Tribunal Administratif de MELUN — Décision N° TA77-2506796

vendredi 20 juin 2025

JuridictionTribunal Administratif de MELUN
SectionTribunal Administratif de MELUN
N° DossierTA77-2506796
TypeOrdonnance
RecoursExcès de pouvoir
PublicationD

Résumé IA

Cette ordonnance du Tribunal Administratif de Melun rejette la demande de suspension présentée par M. B A, réfugié reconnu, qui contestait le refus implicite de la commission de médiation de Seine-et-Marne de lui reconnaître un caractère prioritaire pour l’attribution d’un logement. Le juge des référés, statuant sur le fondement de l’article L. 521-1 du code de justice administrative, estime que la condition d’urgence n’est pas remplie, car la suspension d’une telle décision ne permettrait pas de remédier au besoin immédiat de logement. Il rappelle que le demandeur conserve la possibilité de saisir à nouveau la commission. La requête est donc rejetée selon la procédure simplifiée de l’article L. 522-3 du même code.

Texte intégral

Vu la procédure suivante :

Par une requête enregistrée le 16 mai 2025, M. C B A, représenté par Me Loisel, demande au juge des référés, sur le fondement de l'article L. 521-1 du code de justice administrative :

1°) de suspendre l'exécution de la décision implicite de rejet opposée par la commission de médiation du droit au logement opposable de Seine-et-Marne en date du 21 octobre 2024 prise à son encontre ;

2°) d'enjoindre à la commission de médiation de Seine-et-Marne de prendre une nouvelle décision conforme à sa situation dans un délai de deux mois, sous astreinte de 50 euros par jour de retard ;

3°) de mettre à la charge de l'Etat (préfet de Seine-et-Marne) une somme de 600 euros sur le fondement de l'article L. 761-1 du code de justice administrative.
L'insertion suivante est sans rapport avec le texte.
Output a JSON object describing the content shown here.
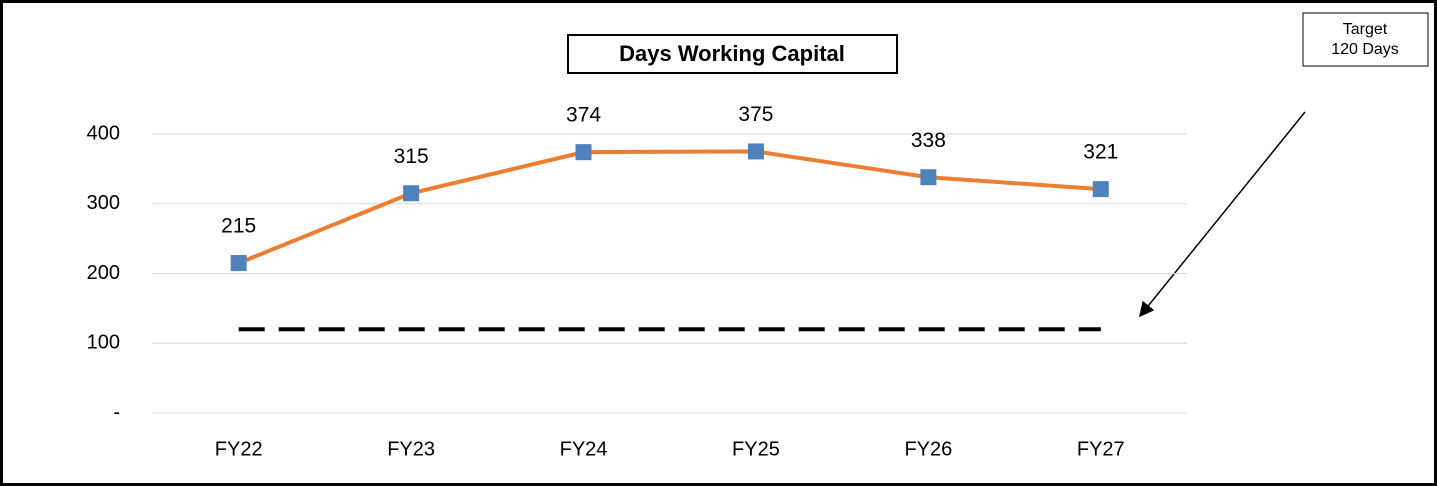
{
  "chart_data": {
    "type": "line",
    "title": "Days Working Capital",
    "categories": [
      "FY22",
      "FY23",
      "FY24",
      "FY25",
      "FY26",
      "FY27"
    ],
    "values": [
      215,
      315,
      374,
      375,
      338,
      321
    ],
    "color": "#ed7d31",
    "marker_color": "#4f81bd",
    "ylim": [
      0,
      400
    ],
    "yticks": [
      {
        "value": 0,
        "label": "-"
      },
      100,
      200,
      300,
      400
    ],
    "grid": true,
    "target": {
      "value": 120,
      "color": "#000000"
    },
    "annotation": [
      "Target",
      "120 Days"
    ]
  }
}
Il indique qu'il est ressortissant congolais et bénéficie d'une carte de séjour, qu'il a formé devant la commission de médiation de Seine-et-Marne un recours en vue de se voir octroyer un logement le 11 avril 2024, et qu'il s'est vu opposer une décision de refus le 24 octobre 2024.

Il soutient que la condition d'urgence est remplie car il ne bénéficie d'aucun hébergement stable, et que la décision contestée est entachée d'une insuffisance de motivation, qu'elle méconnaît les dispositions du II de l'article L. 441-2-3 du code de la construction et de l'habitation et qu'elle n'est pas fondée.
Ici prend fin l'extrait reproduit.